Also, we check if all genes pass QC. This is necessary because some genes are not expressed in the tissue of interest and the method we are going to use requires there to be some deviation in the expression of each gene. In this step we remove all genes that do not pass QC (genes that have no expression in any sample).
gsg = goodSamplesGenes(datExpr0, verbose = 3);
gsg$allOK
if (!gsg$allOK)
{
# Optionally, print the gene and sample names that were removed:
if (sum(!gsg$goodGenes)>0)
printFlush(paste("Removing genes:", paste(names(datExpr0)[!gsg$goodGenes], collapse = ", ")));
if (sum(!gsg$goodSamples)>0)
printFlush(paste("Removing samples:", paste(rownames(datExpr0)[!gsg$goodSamples], collapse = ", ")));
# Remove the offending genes and samples from the data:
datExpr0 = datExpr0[gsg$goodSamples, gsg$goodGenes]
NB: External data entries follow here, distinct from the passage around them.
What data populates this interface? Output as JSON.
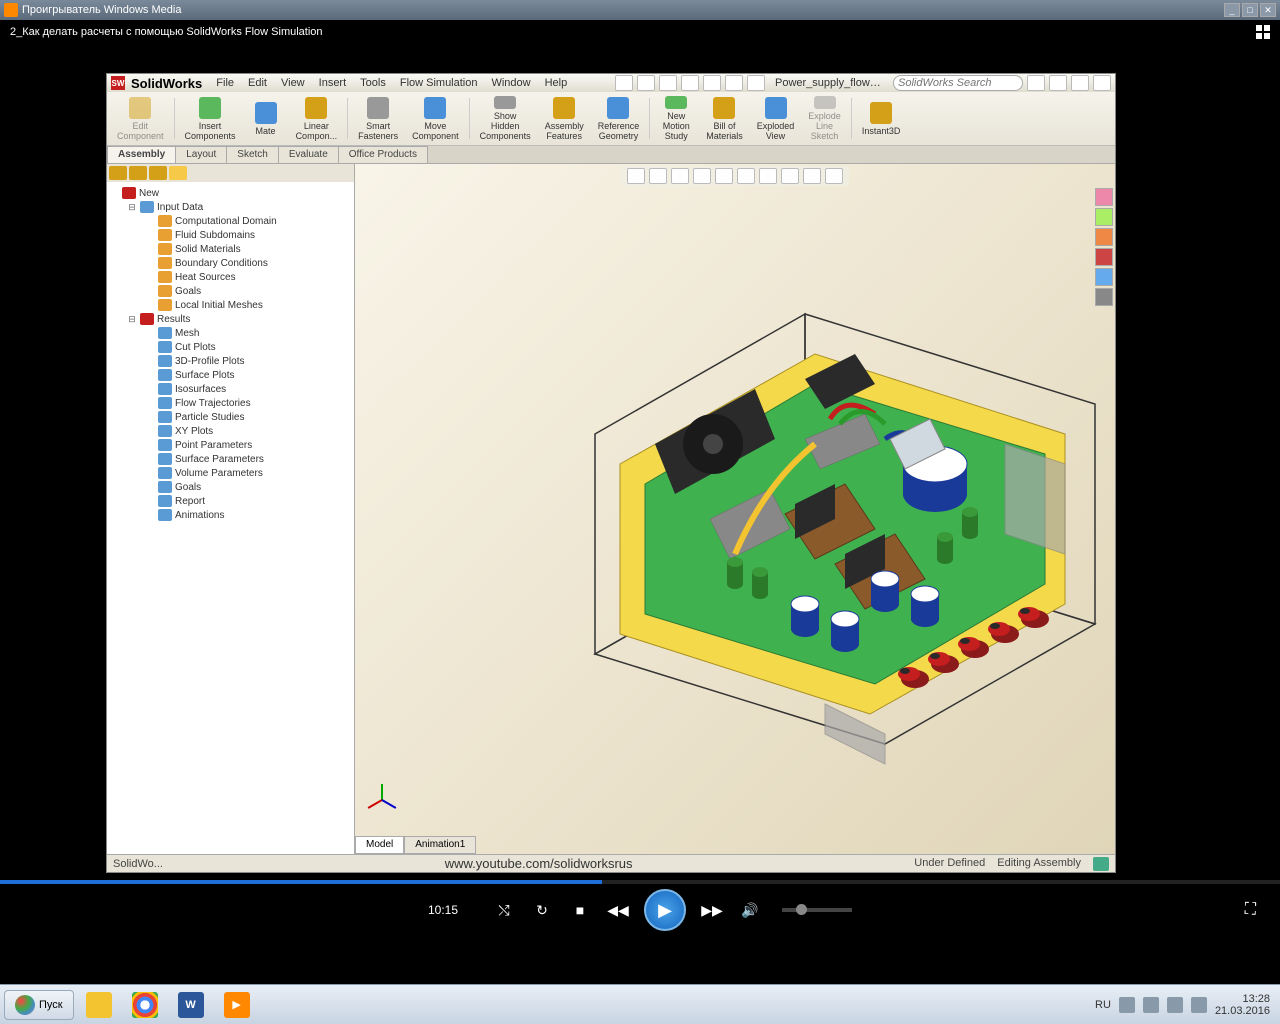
{
  "wmp": {
    "title": "Проигрыватель Windows Media",
    "video_title": "2_Как делать расчеты с помощью SolidWorks Flow Simulation",
    "time": "10:15"
  },
  "sw": {
    "brand": "SolidWorks",
    "menus": [
      "File",
      "Edit",
      "View",
      "Insert",
      "Tools",
      "Flow Simulation",
      "Window",
      "Help"
    ],
    "doc": "Power_supply_flow_analysis...",
    "search_ph": "SolidWorks Search",
    "ribbon": [
      {
        "l": "Edit\nComponent",
        "d": true
      },
      {
        "l": "Insert\nComponents"
      },
      {
        "l": "Mate"
      },
      {
        "l": "Linear\nCompon..."
      },
      {
        "l": "Smart\nFasteners"
      },
      {
        "l": "Move\nComponent"
      },
      {
        "l": "Show\nHidden\nComponents"
      },
      {
        "l": "Assembly\nFeatures"
      },
      {
        "l": "Reference\nGeometry"
      },
      {
        "l": "New\nMotion\nStudy"
      },
      {
        "l": "Bill of\nMaterials"
      },
      {
        "l": "Exploded\nView"
      },
      {
        "l": "Explode\nLine\nSketch",
        "d": true
      },
      {
        "l": "Instant3D"
      }
    ],
    "tabs": [
      "Assembly",
      "Layout",
      "Sketch",
      "Evaluate",
      "Office Products"
    ],
    "tree": {
      "root": "New",
      "input": "Input Data",
      "input_items": [
        "Computational Domain",
        "Fluid Subdomains",
        "Solid Materials",
        "Boundary Conditions",
        "Heat Sources",
        "Goals",
        "Local Initial Meshes"
      ],
      "results": "Results",
      "results_items": [
        "Mesh",
        "Cut Plots",
        "3D-Profile Plots",
        "Surface Plots",
        "Isosurfaces",
        "Flow Trajectories",
        "Particle Studies",
        "XY Plots",
        "Point Parameters",
        "Surface Parameters",
        "Volume Parameters",
        "Goals",
        "Report",
        "Animations"
      ]
    },
    "bottom_tabs": [
      "Model",
      "Animation1"
    ],
    "status": {
      "watermark": "www.youtube.com/solidworksrus",
      "under": "Under Defined",
      "mode": "Editing Assembly"
    }
  },
  "taskbar": {
    "start": "Пуск",
    "lang": "RU",
    "time": "13:28",
    "date": "21.03.2016"
  }
}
}Next, we cluster the samples (in contrast to clustering genes which will come later), to see if there are any obvious outliers.
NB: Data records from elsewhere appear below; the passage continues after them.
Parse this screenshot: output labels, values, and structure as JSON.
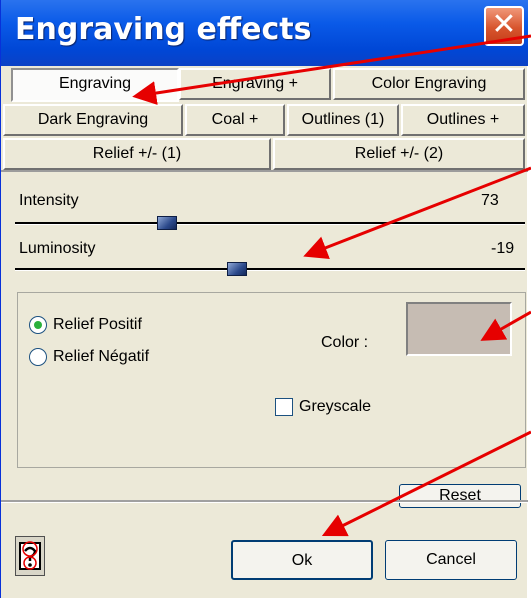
{
  "window": {
    "title": "Engraving effects",
    "close_glyph": "✕"
  },
  "tabs": [
    {
      "label": "Engraving",
      "active": true
    },
    {
      "label": "Engraving +",
      "active": false
    },
    {
      "label": "Color Engraving",
      "active": false
    },
    {
      "label": "Dark Engraving",
      "active": false
    },
    {
      "label": "Coal +",
      "active": false
    },
    {
      "label": "Outlines (1)",
      "active": false
    },
    {
      "label": "Outlines +",
      "active": false
    },
    {
      "label": "Relief +/- (1)",
      "active": false
    },
    {
      "label": "Relief +/- (2)",
      "active": false
    }
  ],
  "sliders": {
    "intensity": {
      "label": "Intensity",
      "value": "73"
    },
    "luminosity": {
      "label": "Luminosity",
      "value": "-19"
    }
  },
  "options": {
    "relief_positif": "Relief Positif",
    "relief_negatif": "Relief Négatif",
    "selected": "relief_positif",
    "color_label": "Color :",
    "color_value": "#c6bcb3",
    "greyscale_label": "Greyscale",
    "greyscale_checked": false
  },
  "buttons": {
    "reset": "Reset",
    "ok": "Ok",
    "cancel": "Cancel"
  },
  "icons": {
    "help": "help-icon",
    "close": "close-icon",
    "annotation": "red-arrow-icon"
  },
  "colors": {
    "titlebar": "#0a5ae8",
    "annotation_arrow": "#e60000"
  }
}
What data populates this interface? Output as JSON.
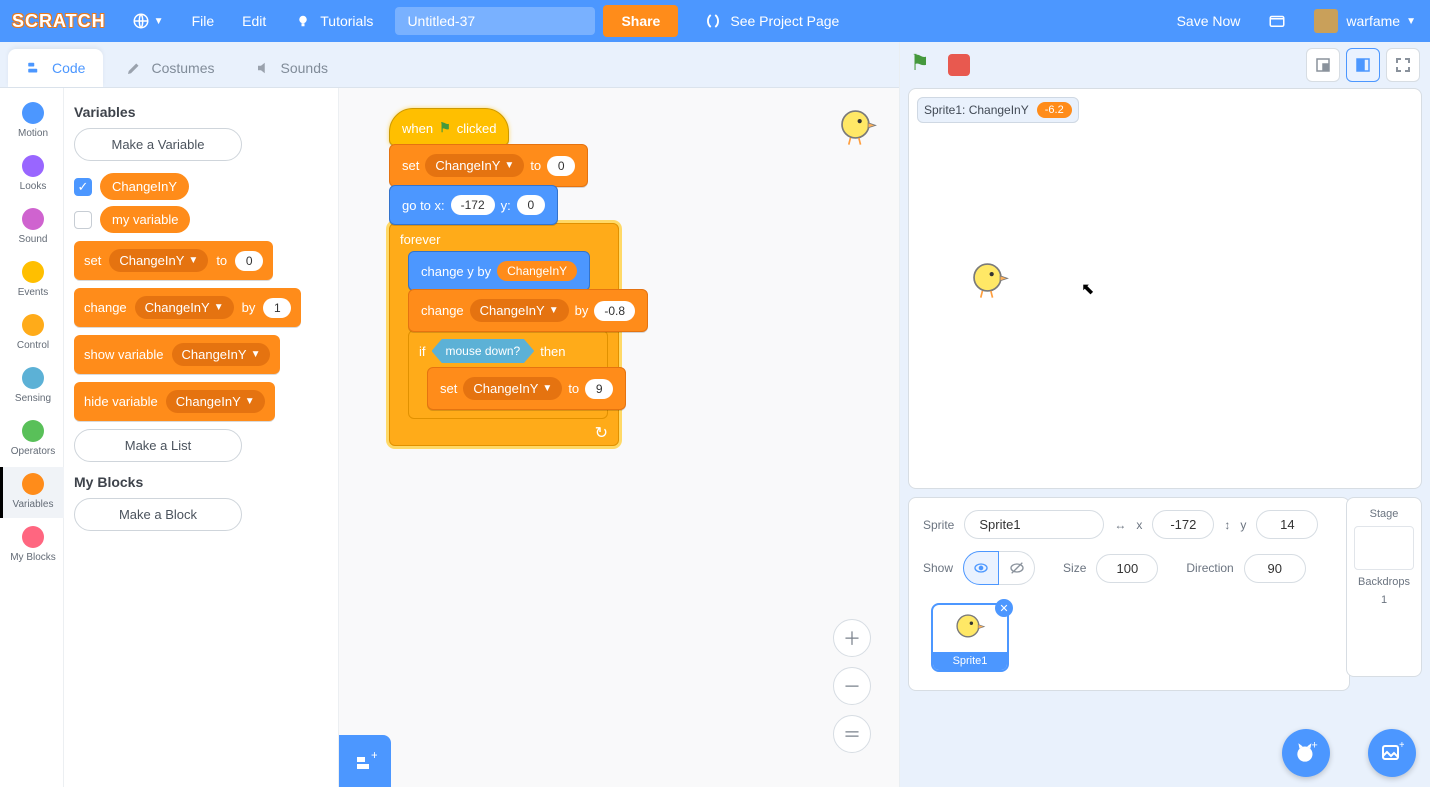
{
  "menubar": {
    "logo": "SCRATCH",
    "file": "File",
    "edit": "Edit",
    "tutorials": "Tutorials",
    "project_title": "Untitled-37",
    "share": "Share",
    "see_project_page": "See Project Page",
    "save_now": "Save Now",
    "username": "warfame"
  },
  "tabs": {
    "code": "Code",
    "costumes": "Costumes",
    "sounds": "Sounds"
  },
  "categories": [
    {
      "name": "Motion",
      "color": "#4C97FF"
    },
    {
      "name": "Looks",
      "color": "#9966FF"
    },
    {
      "name": "Sound",
      "color": "#CF63CF"
    },
    {
      "name": "Events",
      "color": "#FFBF00"
    },
    {
      "name": "Control",
      "color": "#FFAB19"
    },
    {
      "name": "Sensing",
      "color": "#5CB1D6"
    },
    {
      "name": "Operators",
      "color": "#59C059"
    },
    {
      "name": "Variables",
      "color": "#FF8C1A"
    },
    {
      "name": "My Blocks",
      "color": "#FF6680"
    }
  ],
  "palette": {
    "variables_header": "Variables",
    "make_variable": "Make a Variable",
    "var1": "ChangeInY",
    "var2": "my variable",
    "set_label": "set",
    "to_label": "to",
    "set_value": "0",
    "change_label": "change",
    "by_label": "by",
    "change_value": "1",
    "show_label": "show variable",
    "hide_label": "hide variable",
    "make_list": "Make a List",
    "myblocks_header": "My Blocks",
    "make_block": "Make a Block"
  },
  "script": {
    "hat_when": "when",
    "hat_clicked": "clicked",
    "set": "set",
    "to": "to",
    "set_val": "0",
    "gotox": "go to x:",
    "gox_v": "-172",
    "goy": "y:",
    "goy_v": "0",
    "forever": "forever",
    "changey": "change y by",
    "changey_var": "ChangeInY",
    "change": "change",
    "by": "by",
    "change_v": "-0.8",
    "if": "if",
    "then": "then",
    "mouse": "mouse down?",
    "set2_v": "9",
    "var": "ChangeInY"
  },
  "stage": {
    "monitor_label": "Sprite1: ChangeInY",
    "monitor_value": "-6.2"
  },
  "sprite_info": {
    "sprite_label": "Sprite",
    "sprite_name": "Sprite1",
    "x_label": "x",
    "x_value": "-172",
    "y_label": "y",
    "y_value": "14",
    "show_label": "Show",
    "size_label": "Size",
    "size_value": "100",
    "direction_label": "Direction",
    "direction_value": "90"
  },
  "stage_panel": {
    "title": "Stage",
    "backdrops_label": "Backdrops",
    "backdrops_count": "1"
  },
  "sprites": {
    "card1": "Sprite1"
  }
}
sampleTree = hclust(dist(datExpr0), method = "average");
# Plot the sample tree: Open a graphic output window of size 12 by 9 inches
# The user should change the dimensions if the window is too large or too small.
sizeGrWindow(12,9)
#pdf(file = "Plots/sampleClustering.pdf", width = 12, height = 9);
par(cex = 0.6);
par(mar = c(0,4,2,0))
plot(sampleTree, main = "Sample clustering to detect outliers", sub="", xlab="", cex.lab = 1.5,
cex.axis = 1.5, cex.main = 2)The height on the y-axis indicates how different the samples are from eachother. The point at which the line is split is what determines how similar to samples are. I.E. Coeliac_14_CD3 is much more different from Control_1_CD3 than e.g. Control_B_CD3 and Control_H_CD3 which are the two samples that are most similar to eachother based on the metrix used to constuct this dendogram. Can you determine which is the sample that least resembles any of the other samples?
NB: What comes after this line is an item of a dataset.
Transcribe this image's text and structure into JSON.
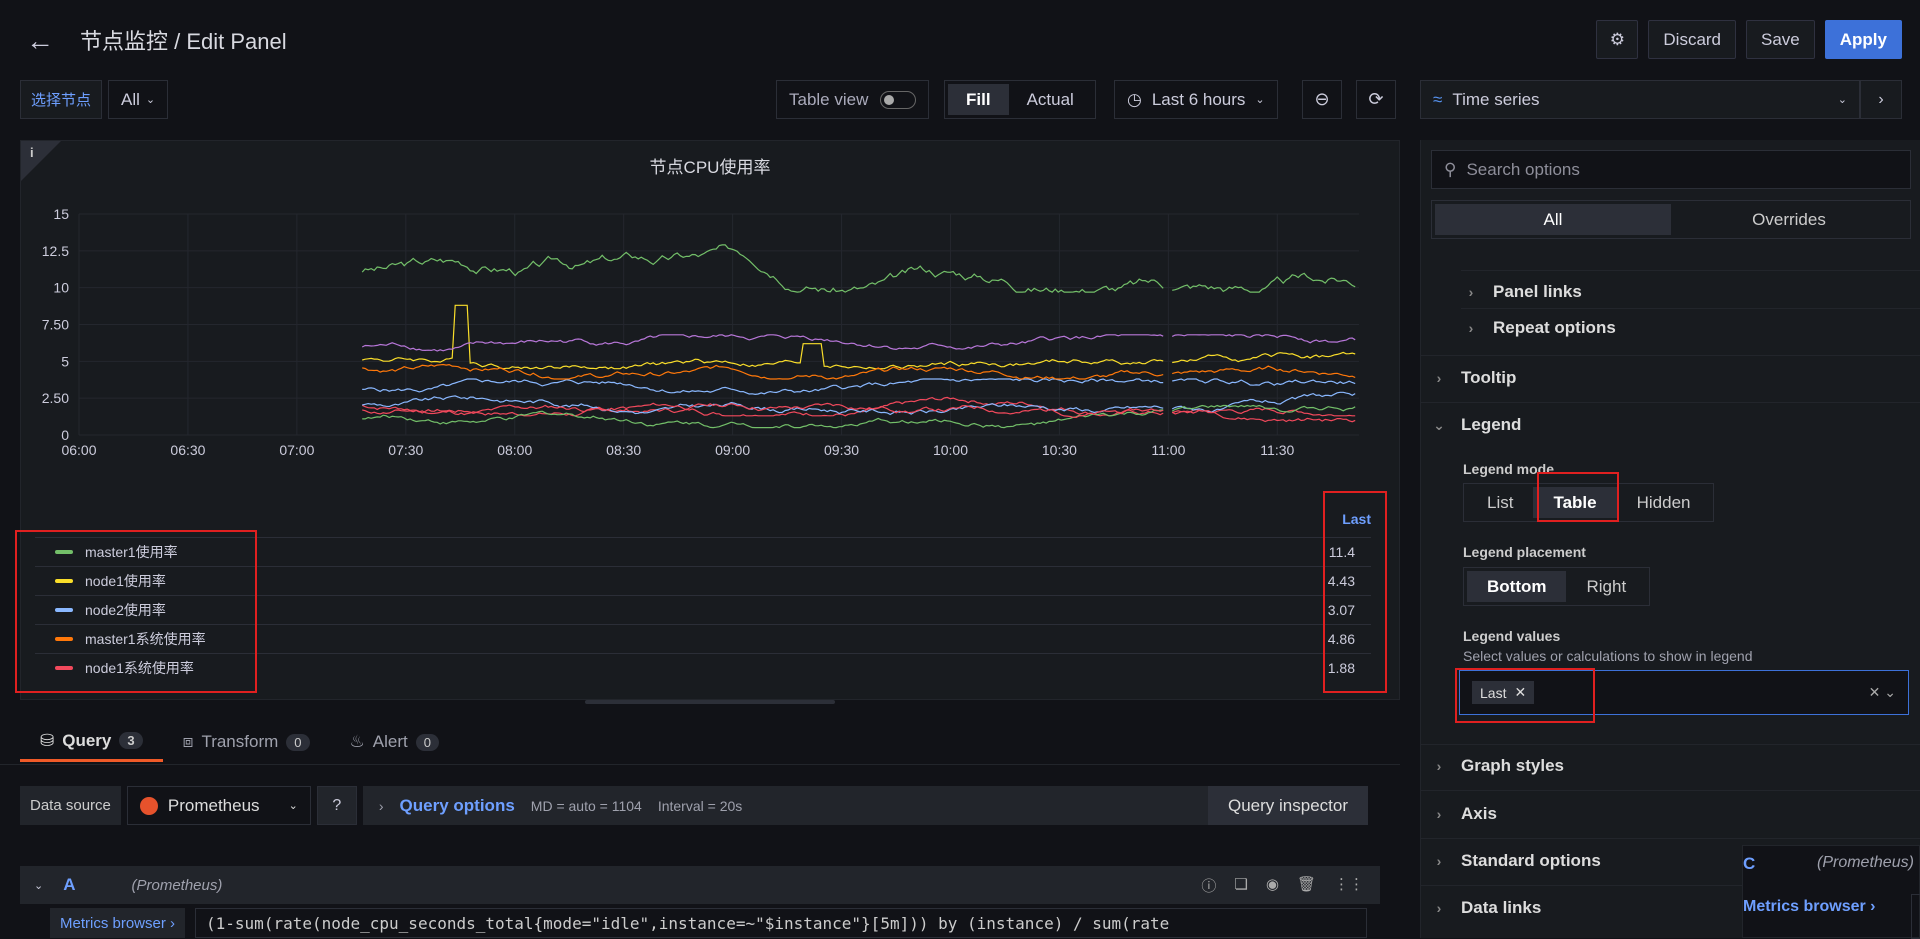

Now we are going to determine which samples are outliers. We do this by calculating the average distance the samples have to eachother. We also calculate the standard deviation and then define “outlier samples” as those that are further away than the average distance between samples+5 standard deviations:
#calculate the average distance the samples have to eachother
distanceMean=mean(sampleTree$height)
#calculate the standard deviation of the distance the samples have to eachoter
distanceStandardDeviation=sd(sampleTree$height)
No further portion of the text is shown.